What is not yet included in these figures, however, are the total factories currently planned or under reconstruction in China: If they are also taken into account, a staggering 100 gigawatt hours of total capacity can be expected by 2030. For comparison: according to a McKinsey survey, global demand for lithium-ion batteries was 700 gigawatt hours in 2022, with an exponential increase to 4.7 terawatt hours expected by 2030.

Attractive as a city runabout

Due to their short range, it stands to reason that sodium-ion batteries - they are also called "salt batteries" - are primarily suited for use in urban traffic. Another example is BYD, China's second largest e-car manufacturer. With its Seagull model, it presented a model at the Shanghai auto show that is available in a 10,500-euro and a 13,000-euro version. The cheaper version has a range of about 300 kilometres with a sodium battery, while the more expensive version with battery cells made of lithium iron phosphate reaches a little over 400 kilometres.

For European and US carmakers, such ranges are currently still not very attractive. For the Chinese market, however, where a gigantic expansion of capacities for e-cars is currently taking place in general, the sodium cells represent a complement to their longer-range sibling models that can be taken quite seriously.
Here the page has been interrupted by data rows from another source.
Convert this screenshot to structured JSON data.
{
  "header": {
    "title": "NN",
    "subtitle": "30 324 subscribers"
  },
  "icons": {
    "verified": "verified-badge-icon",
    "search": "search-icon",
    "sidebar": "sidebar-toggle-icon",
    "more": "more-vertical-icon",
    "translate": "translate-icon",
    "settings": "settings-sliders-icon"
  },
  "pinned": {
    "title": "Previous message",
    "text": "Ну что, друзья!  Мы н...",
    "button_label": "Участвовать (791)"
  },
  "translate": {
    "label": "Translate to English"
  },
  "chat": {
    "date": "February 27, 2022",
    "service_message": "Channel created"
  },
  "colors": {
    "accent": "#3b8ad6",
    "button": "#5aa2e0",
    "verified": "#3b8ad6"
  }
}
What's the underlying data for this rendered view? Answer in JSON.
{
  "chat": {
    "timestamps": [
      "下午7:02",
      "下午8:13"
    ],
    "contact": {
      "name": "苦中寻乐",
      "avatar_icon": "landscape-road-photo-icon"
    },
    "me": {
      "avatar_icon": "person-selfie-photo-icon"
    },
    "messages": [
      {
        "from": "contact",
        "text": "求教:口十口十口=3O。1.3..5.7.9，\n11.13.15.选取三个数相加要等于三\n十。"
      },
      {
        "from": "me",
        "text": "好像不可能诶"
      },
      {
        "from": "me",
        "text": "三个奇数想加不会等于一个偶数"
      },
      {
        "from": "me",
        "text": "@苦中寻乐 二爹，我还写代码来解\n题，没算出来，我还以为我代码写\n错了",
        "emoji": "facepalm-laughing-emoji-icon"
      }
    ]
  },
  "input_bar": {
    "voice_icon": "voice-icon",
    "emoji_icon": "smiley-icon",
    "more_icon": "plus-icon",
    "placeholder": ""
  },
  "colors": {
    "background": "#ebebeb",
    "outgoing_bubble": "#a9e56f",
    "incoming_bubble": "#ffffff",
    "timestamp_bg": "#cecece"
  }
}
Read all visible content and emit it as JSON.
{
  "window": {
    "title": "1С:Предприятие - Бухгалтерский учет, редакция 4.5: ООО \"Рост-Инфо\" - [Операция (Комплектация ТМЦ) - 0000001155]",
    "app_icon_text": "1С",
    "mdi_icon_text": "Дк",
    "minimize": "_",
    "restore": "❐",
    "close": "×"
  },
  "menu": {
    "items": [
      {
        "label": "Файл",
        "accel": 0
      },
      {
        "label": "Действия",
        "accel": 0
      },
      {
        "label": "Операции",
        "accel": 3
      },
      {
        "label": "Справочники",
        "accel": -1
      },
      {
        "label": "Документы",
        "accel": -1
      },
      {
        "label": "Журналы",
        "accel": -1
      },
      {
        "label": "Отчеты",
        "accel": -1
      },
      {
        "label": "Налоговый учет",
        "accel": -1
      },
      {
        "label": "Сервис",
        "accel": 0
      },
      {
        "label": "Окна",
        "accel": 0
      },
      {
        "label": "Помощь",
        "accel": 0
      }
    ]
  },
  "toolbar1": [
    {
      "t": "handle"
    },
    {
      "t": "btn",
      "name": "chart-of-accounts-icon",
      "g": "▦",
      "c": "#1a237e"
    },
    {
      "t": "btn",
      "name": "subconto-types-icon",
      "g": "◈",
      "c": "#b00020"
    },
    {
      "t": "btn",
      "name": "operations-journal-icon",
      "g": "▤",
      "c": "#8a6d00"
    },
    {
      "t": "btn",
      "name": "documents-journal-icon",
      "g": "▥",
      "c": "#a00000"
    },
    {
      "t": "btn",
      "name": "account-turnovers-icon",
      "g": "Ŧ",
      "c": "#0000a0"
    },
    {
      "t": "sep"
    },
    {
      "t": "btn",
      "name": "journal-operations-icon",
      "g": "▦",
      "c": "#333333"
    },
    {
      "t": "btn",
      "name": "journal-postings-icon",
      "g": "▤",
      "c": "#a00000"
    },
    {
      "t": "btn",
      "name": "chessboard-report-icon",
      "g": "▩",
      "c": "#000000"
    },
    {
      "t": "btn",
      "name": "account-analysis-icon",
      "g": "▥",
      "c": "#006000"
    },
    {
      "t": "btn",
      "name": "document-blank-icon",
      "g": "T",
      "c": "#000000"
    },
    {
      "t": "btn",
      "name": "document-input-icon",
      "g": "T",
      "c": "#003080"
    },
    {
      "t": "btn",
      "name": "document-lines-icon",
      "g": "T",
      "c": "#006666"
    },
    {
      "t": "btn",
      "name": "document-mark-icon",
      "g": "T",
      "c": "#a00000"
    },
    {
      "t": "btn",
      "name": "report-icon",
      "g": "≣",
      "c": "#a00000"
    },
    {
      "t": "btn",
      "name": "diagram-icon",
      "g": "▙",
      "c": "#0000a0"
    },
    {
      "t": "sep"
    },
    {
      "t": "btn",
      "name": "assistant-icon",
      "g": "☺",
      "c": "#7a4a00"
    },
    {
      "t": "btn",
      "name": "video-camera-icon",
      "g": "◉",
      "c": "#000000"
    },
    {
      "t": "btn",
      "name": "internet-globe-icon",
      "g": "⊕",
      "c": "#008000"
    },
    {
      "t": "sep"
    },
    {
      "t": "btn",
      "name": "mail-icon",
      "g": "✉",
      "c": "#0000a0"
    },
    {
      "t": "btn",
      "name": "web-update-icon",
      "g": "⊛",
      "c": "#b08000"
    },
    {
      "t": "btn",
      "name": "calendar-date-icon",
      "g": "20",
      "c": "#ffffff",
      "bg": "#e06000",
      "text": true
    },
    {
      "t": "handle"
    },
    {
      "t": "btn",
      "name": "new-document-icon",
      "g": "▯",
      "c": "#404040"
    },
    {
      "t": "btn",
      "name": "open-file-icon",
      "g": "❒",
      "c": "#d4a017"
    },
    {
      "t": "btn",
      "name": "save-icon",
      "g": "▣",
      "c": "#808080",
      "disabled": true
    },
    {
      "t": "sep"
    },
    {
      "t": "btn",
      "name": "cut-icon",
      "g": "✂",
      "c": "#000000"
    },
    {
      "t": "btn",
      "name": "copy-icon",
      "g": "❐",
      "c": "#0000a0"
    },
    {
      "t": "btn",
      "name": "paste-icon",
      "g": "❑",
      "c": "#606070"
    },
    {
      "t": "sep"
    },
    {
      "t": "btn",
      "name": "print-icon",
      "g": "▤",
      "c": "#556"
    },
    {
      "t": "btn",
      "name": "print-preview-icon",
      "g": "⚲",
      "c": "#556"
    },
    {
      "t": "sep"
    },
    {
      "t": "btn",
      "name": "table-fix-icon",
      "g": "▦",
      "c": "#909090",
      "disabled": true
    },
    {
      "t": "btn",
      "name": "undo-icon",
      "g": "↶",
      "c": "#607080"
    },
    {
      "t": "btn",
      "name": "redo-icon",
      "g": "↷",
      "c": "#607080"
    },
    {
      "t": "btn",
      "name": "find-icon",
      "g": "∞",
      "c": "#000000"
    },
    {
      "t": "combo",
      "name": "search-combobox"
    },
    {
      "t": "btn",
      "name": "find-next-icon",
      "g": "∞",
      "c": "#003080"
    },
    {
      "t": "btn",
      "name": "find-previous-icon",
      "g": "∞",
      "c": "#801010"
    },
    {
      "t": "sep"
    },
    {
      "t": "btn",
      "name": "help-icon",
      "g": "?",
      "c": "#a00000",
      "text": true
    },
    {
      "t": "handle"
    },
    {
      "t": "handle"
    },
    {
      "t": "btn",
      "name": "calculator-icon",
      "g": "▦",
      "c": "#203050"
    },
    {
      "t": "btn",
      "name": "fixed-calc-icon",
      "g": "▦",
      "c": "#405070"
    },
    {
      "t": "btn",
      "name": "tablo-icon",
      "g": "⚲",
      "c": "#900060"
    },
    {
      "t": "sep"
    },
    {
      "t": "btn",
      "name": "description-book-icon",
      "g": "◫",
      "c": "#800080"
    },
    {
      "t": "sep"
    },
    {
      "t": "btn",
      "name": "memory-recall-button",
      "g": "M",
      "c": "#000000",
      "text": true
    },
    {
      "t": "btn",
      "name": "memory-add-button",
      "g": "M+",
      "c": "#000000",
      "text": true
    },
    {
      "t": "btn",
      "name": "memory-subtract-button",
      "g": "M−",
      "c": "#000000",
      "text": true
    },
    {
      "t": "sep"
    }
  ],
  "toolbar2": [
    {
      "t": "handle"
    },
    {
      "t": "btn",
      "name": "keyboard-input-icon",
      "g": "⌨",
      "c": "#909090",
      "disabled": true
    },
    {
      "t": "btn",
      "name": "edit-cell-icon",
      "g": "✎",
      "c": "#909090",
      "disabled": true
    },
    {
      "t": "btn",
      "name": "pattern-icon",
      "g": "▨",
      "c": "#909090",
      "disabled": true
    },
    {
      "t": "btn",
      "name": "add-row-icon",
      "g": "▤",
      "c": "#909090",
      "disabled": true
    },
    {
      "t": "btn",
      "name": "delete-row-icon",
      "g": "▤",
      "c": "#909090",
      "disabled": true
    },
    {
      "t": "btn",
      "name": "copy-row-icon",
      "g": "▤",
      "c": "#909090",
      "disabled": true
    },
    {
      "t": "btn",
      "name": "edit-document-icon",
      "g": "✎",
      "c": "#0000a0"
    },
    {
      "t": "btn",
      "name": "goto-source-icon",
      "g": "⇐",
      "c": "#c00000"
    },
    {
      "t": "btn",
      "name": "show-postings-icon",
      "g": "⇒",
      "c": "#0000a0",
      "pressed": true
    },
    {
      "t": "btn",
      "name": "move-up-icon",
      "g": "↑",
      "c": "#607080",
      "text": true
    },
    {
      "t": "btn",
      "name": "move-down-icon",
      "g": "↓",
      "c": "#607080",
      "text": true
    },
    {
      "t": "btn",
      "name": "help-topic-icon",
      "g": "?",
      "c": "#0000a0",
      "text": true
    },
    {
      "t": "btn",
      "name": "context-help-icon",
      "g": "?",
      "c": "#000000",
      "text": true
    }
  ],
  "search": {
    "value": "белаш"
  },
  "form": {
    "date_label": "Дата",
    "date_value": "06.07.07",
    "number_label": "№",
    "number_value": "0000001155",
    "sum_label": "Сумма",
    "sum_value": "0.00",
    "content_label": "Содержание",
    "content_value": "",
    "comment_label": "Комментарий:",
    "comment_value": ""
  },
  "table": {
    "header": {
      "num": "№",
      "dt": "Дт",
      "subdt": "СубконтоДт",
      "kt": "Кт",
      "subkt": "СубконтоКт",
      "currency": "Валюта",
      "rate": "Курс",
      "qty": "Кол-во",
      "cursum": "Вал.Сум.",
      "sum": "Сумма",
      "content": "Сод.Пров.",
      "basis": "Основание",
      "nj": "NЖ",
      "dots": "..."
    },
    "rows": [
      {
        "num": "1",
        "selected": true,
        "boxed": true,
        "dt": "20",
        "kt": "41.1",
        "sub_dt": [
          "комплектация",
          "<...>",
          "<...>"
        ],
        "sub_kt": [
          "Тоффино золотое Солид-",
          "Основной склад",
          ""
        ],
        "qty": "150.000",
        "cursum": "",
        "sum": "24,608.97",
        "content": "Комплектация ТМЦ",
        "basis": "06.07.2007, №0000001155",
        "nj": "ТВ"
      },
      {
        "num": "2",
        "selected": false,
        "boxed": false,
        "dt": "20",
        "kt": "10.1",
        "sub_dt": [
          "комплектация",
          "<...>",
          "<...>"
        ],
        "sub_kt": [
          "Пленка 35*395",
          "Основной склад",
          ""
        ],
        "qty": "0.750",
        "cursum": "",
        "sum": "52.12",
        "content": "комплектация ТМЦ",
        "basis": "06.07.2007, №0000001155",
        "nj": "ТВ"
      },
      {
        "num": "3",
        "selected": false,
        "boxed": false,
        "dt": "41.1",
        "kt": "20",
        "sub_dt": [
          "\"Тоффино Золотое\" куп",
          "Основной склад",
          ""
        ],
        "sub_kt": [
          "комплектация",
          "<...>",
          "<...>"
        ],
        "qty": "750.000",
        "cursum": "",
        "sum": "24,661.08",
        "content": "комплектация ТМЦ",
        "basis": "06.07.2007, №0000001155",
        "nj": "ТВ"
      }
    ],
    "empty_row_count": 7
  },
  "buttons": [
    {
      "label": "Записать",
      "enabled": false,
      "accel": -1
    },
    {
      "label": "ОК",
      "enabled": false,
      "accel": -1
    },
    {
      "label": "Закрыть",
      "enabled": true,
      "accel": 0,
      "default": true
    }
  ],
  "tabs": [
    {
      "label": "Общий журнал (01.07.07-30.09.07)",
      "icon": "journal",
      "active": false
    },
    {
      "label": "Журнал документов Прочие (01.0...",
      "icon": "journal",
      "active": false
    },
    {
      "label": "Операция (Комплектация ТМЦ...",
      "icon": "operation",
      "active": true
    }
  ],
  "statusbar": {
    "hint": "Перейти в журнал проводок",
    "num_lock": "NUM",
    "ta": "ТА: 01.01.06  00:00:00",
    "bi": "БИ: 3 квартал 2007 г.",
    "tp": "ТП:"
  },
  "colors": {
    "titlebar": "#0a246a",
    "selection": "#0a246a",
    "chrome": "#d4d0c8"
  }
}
Sodium batteries as the new standard?

The gap between salt batteries and lithium batteries in terms of energy density and range could narrow in the future. Then the advantages of sodium batteries would become all the more important. Whether the development goes in this direction depends on technological progress in the coming years.

However, another scenario is conceivable: instead of competing with each other, the two cell types could also be combined in battery packs in order to benefit from the advantages of both. CATL has already thought about this in the past.